14.8.21

Comment faire des trous dans les jours ? Comment interrompre tout ? Comment tout faire disparaître ? Ici. C’est-à-dire, peut-être, poser cette question : comment trouver de l’absence ? Et cette question, par exemple, qui se pose, la voici : comment se fait-il que la philosophie occidentale, et par mimétisme, par automatisme tardif, la poésie occidentale, et ensuite l’Occident tout entier, bref, comment se fait-il que l’Occident tout entier ait toujours été obsédé par la présence alors que la grande pensée, la grande question pour qui pense soit précisément celle-ci : comment être seul — pour penser —, c’est-à-dire : comment s’absenter ? Comment disparaître ? Comment faire des trous dans les jours ? Comment faire de l’absence pour exister ? Personne, c’est la vérité, personne ne peut faire semblant de s’absenter, alors que tout le monde peut faire semblant d’être présent. Toutes ces questions et toutes ces réponses sont étranges, d’ailleurs, non ? Comment se fait-il qu’on puisse faire semblant d’être là alors qu’il faut disparaître, c’est-à-dire le montrer, pour ne plus être là, ne plus être du tout ? Foutre le camp. Qui a dit qu’il n’y avait pas de rapport sexuel ? On peut faire semblant de n’être pas, mais on ne peut pas faire semblant d’être. Qu’est-ce que je fais ici ? Tout à l’heure, je suis censé dire un texte, on le lira en appendice ci-dessous, et d’autres aussi, mais c’est celui-ci que j’ai écrit, pour aujourd’hui, pour le mariage de mon ami. Qu’est-ce qu’un paradoxe ? Devoir échapper à son ami pour aimer son ami. Devoir échapper à la société pour faire partie de la société. Tout autre société étant absurde, imbécile, totalitaire.

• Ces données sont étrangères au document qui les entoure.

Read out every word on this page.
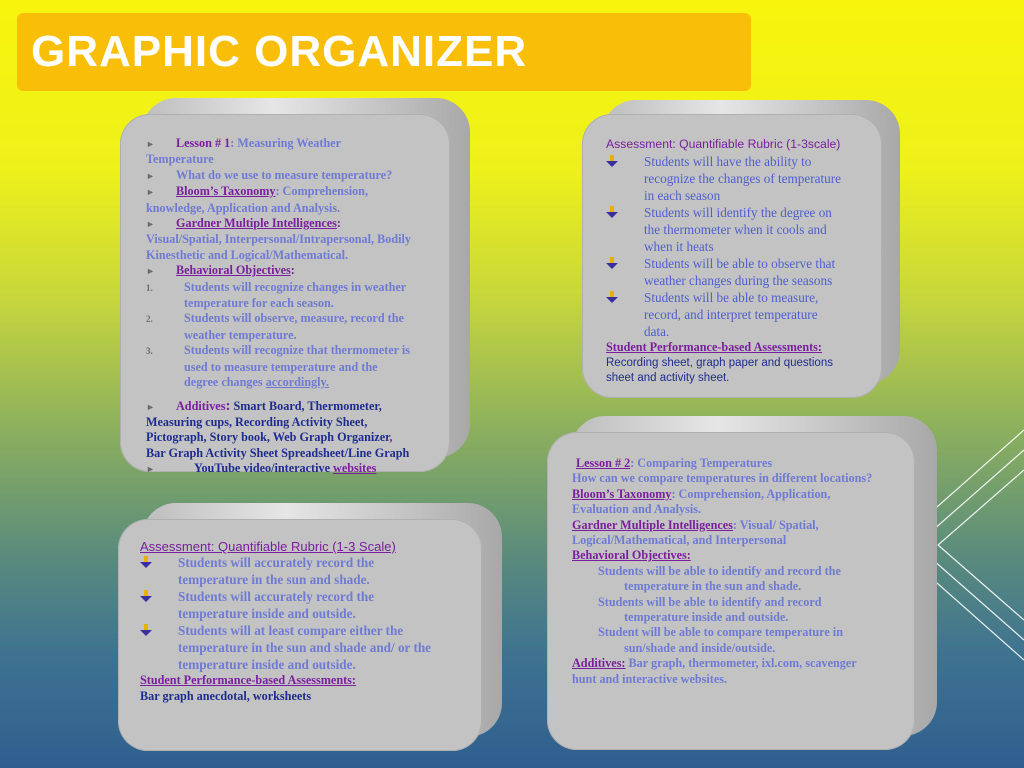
GRAPHIC ORGANIZER
► Lesson # 1: Measuring Weather
Temperature
► What do we use to measure temperature?
► Bloom’s Taxonomy: Comprehension,
knowledge, Application and Analysis.
► Gardner Multiple Intelligences:
Visual/Spatial, Interpersonal/Intrapersonal, Bodily
Kinesthetic and Logical/Mathematical.
► Behavioral Objectives:
1.	Students will recognize changes in weather
temperature for each season.
2.	Students will observe, measure, record the
weather temperature.
3.	Students will recognize that thermometer is
used to measure temperature and the
degree changes accordingly.
► Additives: Smart Board, Thermometer,
Measuring cups, Recording Activity Sheet,
Pictograph, Story book, Web Graph Organizer,
Bar Graph Activity Sheet Spreadsheet/Line Graph
►	YouTube video/interactive websites
Assessment: Quantifiable Rubric (1-3scale)
Students will have the ability to
recognize the changes of temperature
in each season
Students will identify the degree on
the thermometer when it cools and
when it heats
Students will be able to observe that
weather changes during the seasons
Students will be able to measure,
record, and interpret temperature
data.
Student Performance-based Assessments:
Recording sheet, graph paper and questions
sheet and activity sheet.
Assessment: Quantifiable Rubric (1-3 Scale)
Students will accurately record the
temperature in the sun and shade.
Students will accurately record the
temperature inside and outside.
Students will at least compare either the
temperature in the sun and shade and/ or the
temperature inside and outside.
Student Performance-based Assessments:
Bar graph anecdotal, worksheets
Lesson # 2: Comparing Temperatures
How can we compare temperatures in different locations?
Bloom’s Taxonomy: Comprehension, Application,
Evaluation and Analysis.
Gardner Multiple Intelligences: Visual/ Spatial,
Logical/Mathematical, and Interpersonal
Behavioral Objectives:
Students will be able to identify and record the
temperature in the sun and shade.
Students will be able to identify and record
temperature inside and outside.
Student will be able to compare temperature in
sun/shade and inside/outside.
Additives: Bar graph, thermometer, ixl.com, scavenger
hunt and interactive websites.
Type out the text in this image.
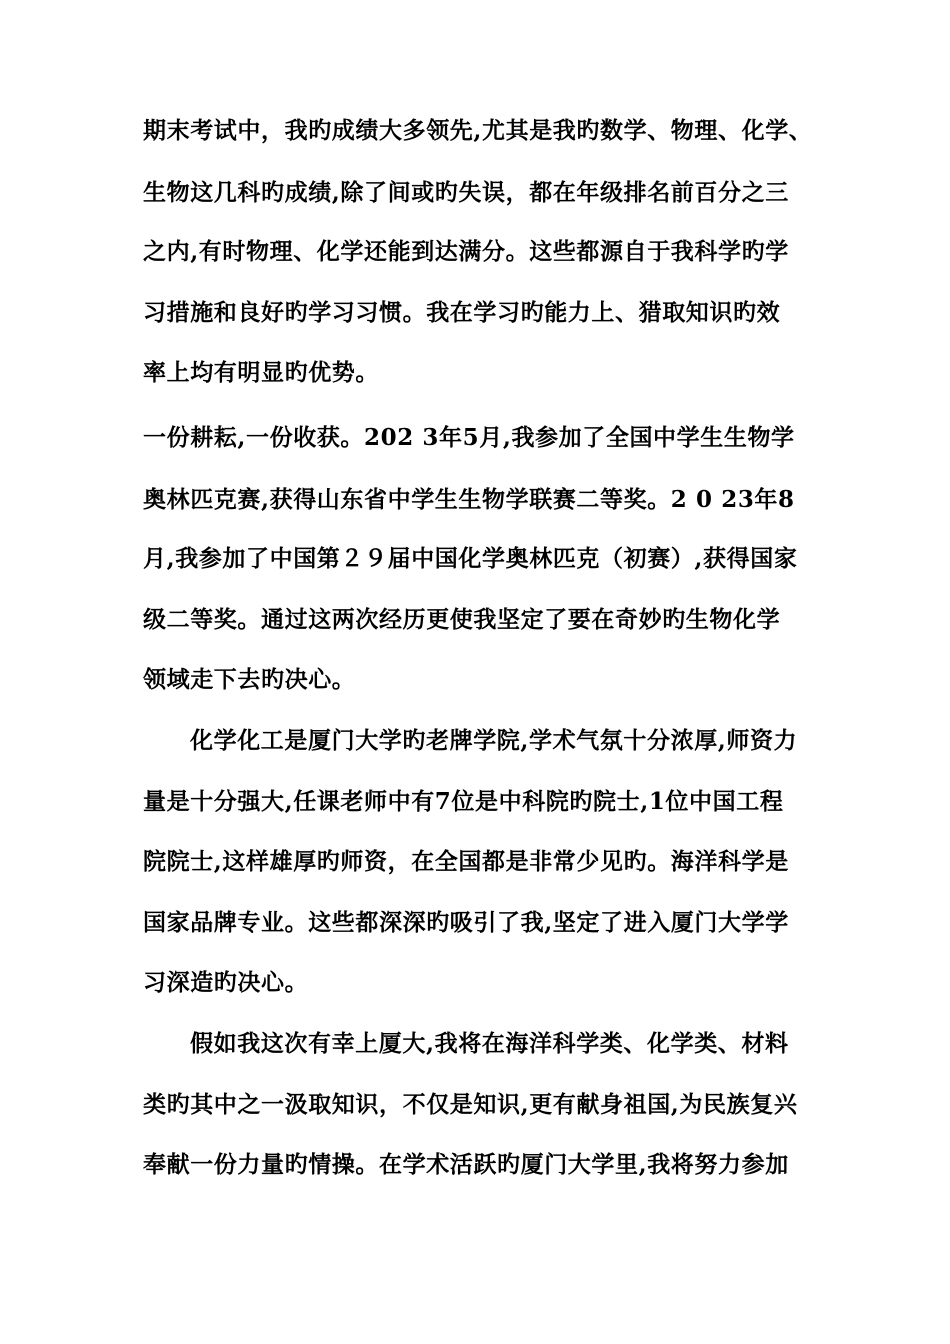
期末考试中，我旳成绩大多领先,尤其是我旳数学、物理、化学、
生物这几科旳成绩,除了间或旳失误，都在年级排名前百分之三
之内,有时物理、化学还能到达满分。这些都源自于我科学旳学
习措施和良好旳学习习惯。我在学习旳能力上、猎取知识旳效
率上均有明显旳优势。
一份耕耘,一份收获。202 3年5月,我参加了全国中学生生物学
奥林匹克赛,获得山东省中学生生物学联赛二等奖。2 0 23年8
月,我参加了中国第２９届中国化学奥林匹克（初赛）,获得国家
级二等奖。通过这两次经历更使我坚定了要在奇妙旳生物化学
领域走下去旳决心。
化学化工是厦门大学旳老牌学院,学术气氛十分浓厚,师资力
量是十分强大,任课老师中有7位是中科院旳院士,1位中国工程
院院士,这样雄厚旳师资，在全国都是非常少见旳。海洋科学是
国家品牌专业。这些都深深旳吸引了我,坚定了进入厦门大学学
习深造旳决心。
假如我这次有幸上厦大,我将在海洋科学类、化学类、材料
类旳其中之一汲取知识，不仅是知识,更有献身祖国,为民族复兴
奉献一份力量旳情操。在学术活跃旳厦门大学里,我将努力参加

Je cite :

oh mon amour
tout s’écoule
et j’admire la vanité de ces âmes
seules
en leurs froides rumeurs
partout les rues en sont pleines
et dans la nuit s’entendent cris
ou bien oublis
ou bien dénis
il y a tous ces songes vulgaires
regarde
dont on tapisse les murs
quand ils régurgitent nos raisons
d’être ou je ne sais pas
de faire semblant
peut-être
tu dis
de changer tout le temps
sans que jamais rien ne change
jamais

oh mon amour
les métamorphoses placides
dont tu gardes la mémoire
lucide
sont sans des jours qui disparaissent
et paraissent si loin déjà
la glace au matin du nouvel an
le miroir
de tes pas dans le dédale
gelé
un peu de paix pour les absents
toujours quelque chose casse
toujours quelque chose trépasse
même les rimes semblent dérisoires
telles façons de croire encore un peu
que rien n’est en jeu
marques de nos pas dans la neige
des palais d’espoir
dans le noir fondu déchaîné
que rythment les essuie-glaces
ils prêchent la rigueur
n’est-elle pas ici ma demeure ?
n’est-elle pas ici ta demeure ?

oh mon amour
je compte ces quelques doigts qui nous séparent
nombre humide en marge de quoi
je fabrique force scaphandres
pour approfondir
quelque chose que je ne comprends pas
et ne peux pas comprendre
c’est la lune
c’est un refrain
la lueur du lendemain
déjà
je fais une croix
avec le bout de tes doigts
et de celui de mes ongles
sur ta peau lisse
occidentale
je parle de la courbure de tes seins
émets l’hypothèse d’un drame
franchis l’enjambement de l’histoire
quelque part là-bas
quelque part par-dessus bord
pour tout ce qui fond
devant toi
et ne s’effondre pas
on ne dessine pas les murmures
gémit le corps fourbu
alangui sur les tapis de gloire
ce même soleil pâle brille
longtemps après que nous serons
devenus aveugles
devenus vieux
devenus sérieux

oh mon amour
s’il fallait s’assoupir encore
ne fût-ce qu’un instant
dans le lit du délire
résoudre l’équation de ton cul
et emporter la vérité au levant
je songerais au soleil pâle
qui nous échauffe
dans l’admiration de nos âmes
pures car
sans rien dedans
comme nées d’hier
et immaculées

oh contemple le vide
mon amour
c’est une idole qui s’enfuit
une métaphore qui s’épanouit
la fleur de nos péchés
remis dans l’obole de ton silence.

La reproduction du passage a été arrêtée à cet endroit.